Firstly, that can assist your short-term needs: Centrelink / JobKeeper system; MoneySmart Website / financial counselling; rental rights and responsibilities, and perhaps talking to your bank or financial provider if you have a loan or mortgage.
We need tools and strategies in life, particularly during times of uncertainty. It’s important to stay connected and seek support from your network: family, friends, colleagues, employer or previous employer, anyone that can provide support and guidance. Don’t do it alone. Losing a job can be traumatic and finding a job in the current climate can be daunting and totally overwhelming. Staying connected will not only help your wellbeing and connection but will help you in your pursuit of planning the next steps in seeking employment.
We’ve seen a dramatic crash in hospitality, retail, and tourism among others, along with rapid increase demand in other industries: Personal Protected Equipment, masks, hand gels, disinfectant and chemical industries have experienced massive growth. Explore current job openings in: Supermarkets; government departments; delivery/transport; calls centres (Telstra, Optus); Community services; Jobs Hub.
Volunteering is an excellent way to gain work experience, keep active and update skills. It can be very meaningful, increase self-confidence, provide a solid support base because of regular contact with people. Who can you help in the community? Meals on wheels, homeless services, The Smith Family, Red Cross, Lifeline.

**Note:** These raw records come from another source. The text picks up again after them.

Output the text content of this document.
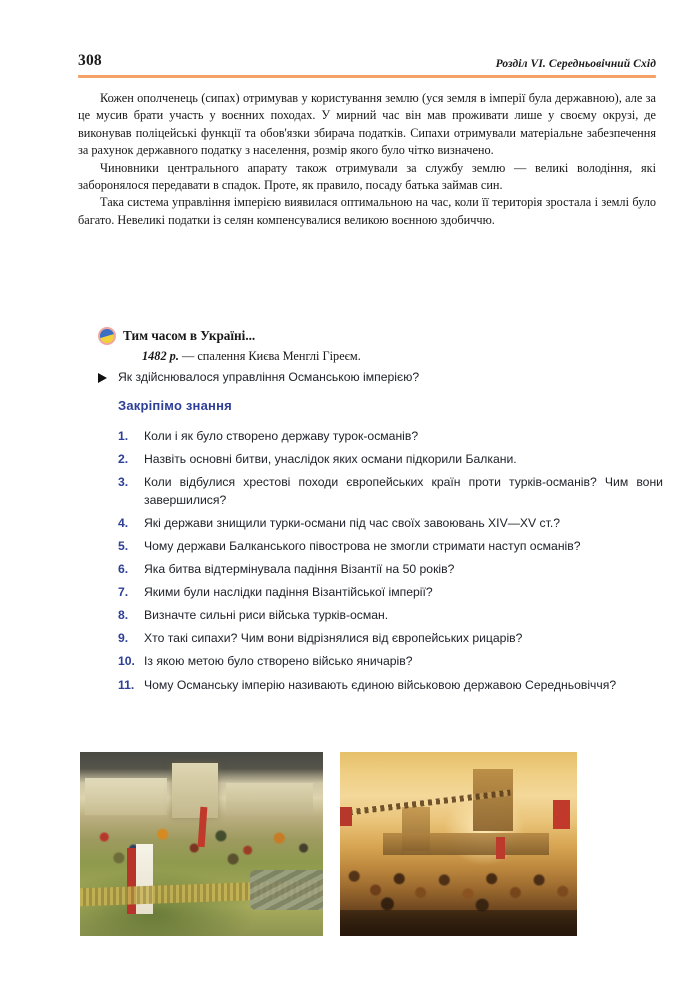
308	Розділ VI. Середньовічний Схід

Кожен ополченець (сипах) отримував у користування землю (уся земля в імперії була державною), але за це мусив брати участь у воєнних походах. У мирний час він мав проживати лише у своєму окрузі, де виконував поліцейські функції та обов'язки збирача податків. Сипахи отримували матеріальне забезпечення за рахунок державного податку з населення, розмір якого було чітко визначено.

Чиновники центрального апарату також отримували за службу землю — великі володіння, які заборонялося передавати в спадок. Проте, як правило, посаду батька займав син.

Така система управління імперією виявилася оптимальною на час, коли її територія зростала і землі було багато. Невеликі податки із селян компенсувалися великою воєнною здобиччю.

Тим часом в Україні...
1482 р. — спалення Києва Менглі Гіреєм.
Як здійснювалося управління Османською імперією?
Закріпімо знання
1.	Коли і як було створено державу турок-османів?
2.	Назвіть основні битви, унаслідок яких османи підкорили Балкани.
3.	Коли відбулися хрестові походи європейських країн проти турків-османів? Чим вони завершилися?
4.	Які держави знищили турки-османи під час своїх завоювань XIV—XV ст.?
5.	Чому держави Балканського півострова не змогли стримати наступ османів?
6.	Яка битва відтермінувала падіння Візантії на 50 років?
7.	Якими були наслідки падіння Візантійської імперії?
8.	Визначте сильні риси війська турків-осман.
9.	Хто такі сипахи? Чим вони відрізнялися від європейських рицарів?
10. Із якою метою було створено військо яничарів?
11. Чому Османську імперію називають єдиною військовою державою Середньовіччя?
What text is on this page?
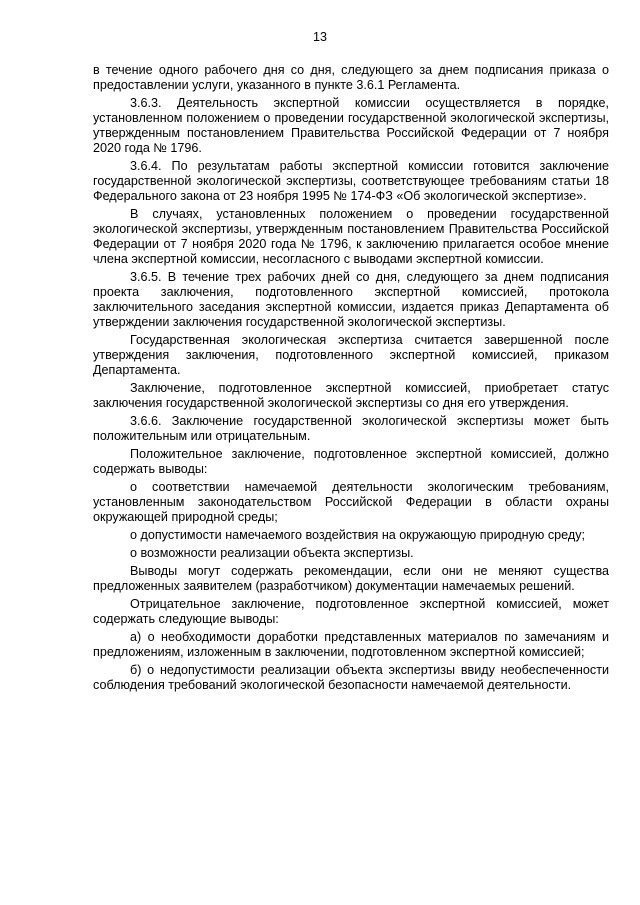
13

в течение одного рабочего дня со дня, следующего за днем подписания приказа о предоставлении услуги, указанного в пункте 3.6.1 Регламента.

3.6.3. Деятельность экспертной комиссии осуществляется в порядке, установленном положением о проведении государственной экологической экспертизы, утвержденным постановлением Правительства Российской Федерации от 7 ноября 2020 года № 1796.

3.6.4. По результатам работы экспертной комиссии готовится заключение государственной экологической экспертизы, соответствующее требованиям статьи 18 Федерального закона от 23 ноября 1995 № 174-ФЗ «Об экологической экспертизе».

В случаях, установленных положением о проведении государственной экологической экспертизы, утвержденным постановлением Правительства Российской Федерации от 7 ноября 2020 года № 1796, к заключению прилагается особое мнение члена экспертной комиссии, несогласного с выводами экспертной комиссии.

3.6.5. В течение трех рабочих дней со дня, следующего за днем подписания проекта заключения, подготовленного экспертной комиссией, протокола заключительного заседания экспертной комиссии, издается приказ Департамента об утверждении заключения государственной экологической экспертизы.

Государственная экологическая экспертиза считается завершенной после утверждения заключения, подготовленного экспертной комиссией, приказом Департамента.

Заключение, подготовленное экспертной комиссией, приобретает статус заключения государственной экологической экспертизы со дня его утверждения.

3.6.6. Заключение государственной экологической экспертизы может быть положительным или отрицательным.

Положительное заключение, подготовленное экспертной комиссией, должно содержать выводы:

о соответствии намечаемой деятельности экологическим требованиям, установленным законодательством Российской Федерации в области охраны окружающей природной среды;

о допустимости намечаемого воздействия на окружающую природную среду;

о возможности реализации объекта экспертизы.

Выводы могут содержать рекомендации, если они не меняют существа предложенных заявителем (разработчиком) документации намечаемых решений.

Отрицательное заключение, подготовленное экспертной комиссией, может содержать следующие выводы:

а) о необходимости доработки представленных материалов по замечаниям и предложениям, изложенным в заключении, подготовленном экспертной комиссией;

б) о недопустимости реализации объекта экспертизы ввиду необеспеченности соблюдения требований экологической безопасности намечаемой деятельности.
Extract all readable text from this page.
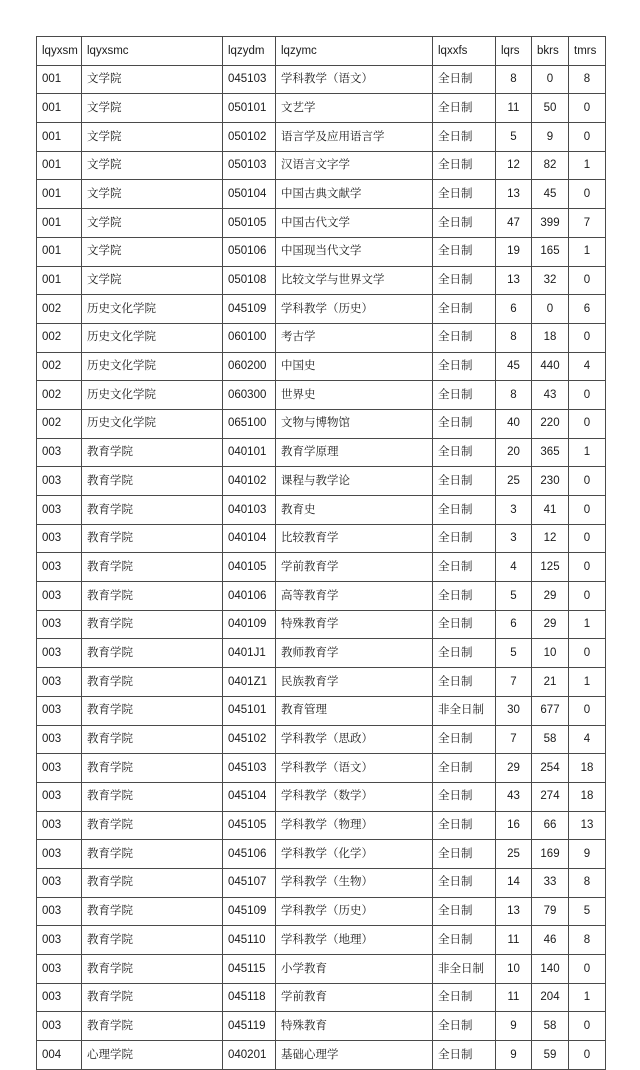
lqyxsm	lqyxsmc	lqzydm	lqzymc	lqxxfs	lqrs	bkrs	tmrs
001	文学院	045103	学科教学（语文）	全日制	8	0	8
001	文学院	050101	文艺学	全日制	11	50	0
001	文学院	050102	语言学及应用语言学	全日制	5	9	0
001	文学院	050103	汉语言文字学	全日制	12	82	1
001	文学院	050104	中国古典文献学	全日制	13	45	0
001	文学院	050105	中国古代文学	全日制	47	399	7
001	文学院	050106	中国现当代文学	全日制	19	165	1
001	文学院	050108	比较文学与世界文学	全日制	13	32	0
002	历史文化学院	045109	学科教学（历史）	全日制	6	0	6
002	历史文化学院	060100	考古学	全日制	8	18	0
002	历史文化学院	060200	中国史	全日制	45	440	4
002	历史文化学院	060300	世界史	全日制	8	43	0
002	历史文化学院	065100	文物与博物馆	全日制	40	220	0
003	教育学院	040101	教育学原理	全日制	20	365	1
003	教育学院	040102	课程与教学论	全日制	25	230	0
003	教育学院	040103	教育史	全日制	3	41	0
003	教育学院	040104	比较教育学	全日制	3	12	0
003	教育学院	040105	学前教育学	全日制	4	125	0
003	教育学院	040106	高等教育学	全日制	5	29	0
003	教育学院	040109	特殊教育学	全日制	6	29	1
003	教育学院	0401J1	教师教育学	全日制	5	10	0
003	教育学院	0401Z1	民族教育学	全日制	7	21	1
003	教育学院	045101	教育管理	非全日制	30	677	0
003	教育学院	045102	学科教学（思政）	全日制	7	58	4
003	教育学院	045103	学科教学（语文）	全日制	29	254	18
003	教育学院	045104	学科教学（数学）	全日制	43	274	18
003	教育学院	045105	学科教学（物理）	全日制	16	66	13
003	教育学院	045106	学科教学（化学）	全日制	25	169	9
003	教育学院	045107	学科教学（生物）	全日制	14	33	8
003	教育学院	045109	学科教学（历史）	全日制	13	79	5
003	教育学院	045110	学科教学（地理）	全日制	11	46	8
003	教育学院	045115	小学教育	非全日制	10	140	0
003	教育学院	045118	学前教育	全日制	11	204	1
003	教育学院	045119	特殊教育	全日制	9	58	0
004	心理学院	040201	基础心理学	全日制	9	59	0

Now more than ever, keeping your skills up-to-date is important, this includes looking at your transferable skills and training opportunities. Transferrable skills are the portable skills that you take with you across any industry where you can use your experience when applying for a new job. You already have transferable skills whether it’s from school, TAFE, Uni, work, parenting, voluntary work. They can be your personal qualities (soft skills) and technical skills. Have you good people skills? Are you community-minded? Do you help your family and friends with technology? What technologies are you good at? Can you plan? Are you a problem solver? This can be a great time for training and using spare time to undertake courses that you have been thinking of but been too busy, or for launching in a new direction. Technology skills have become a golden skillset at present, along with logistics, health and welfare sectors. So, whether COVID- 19 is a catalyst for a complete change and reskilling in a totally new area, or you have identified gaps in your employment/previous employment where you could upskill, it could well be the perfect time to revisit your career focus, both short-term along with term.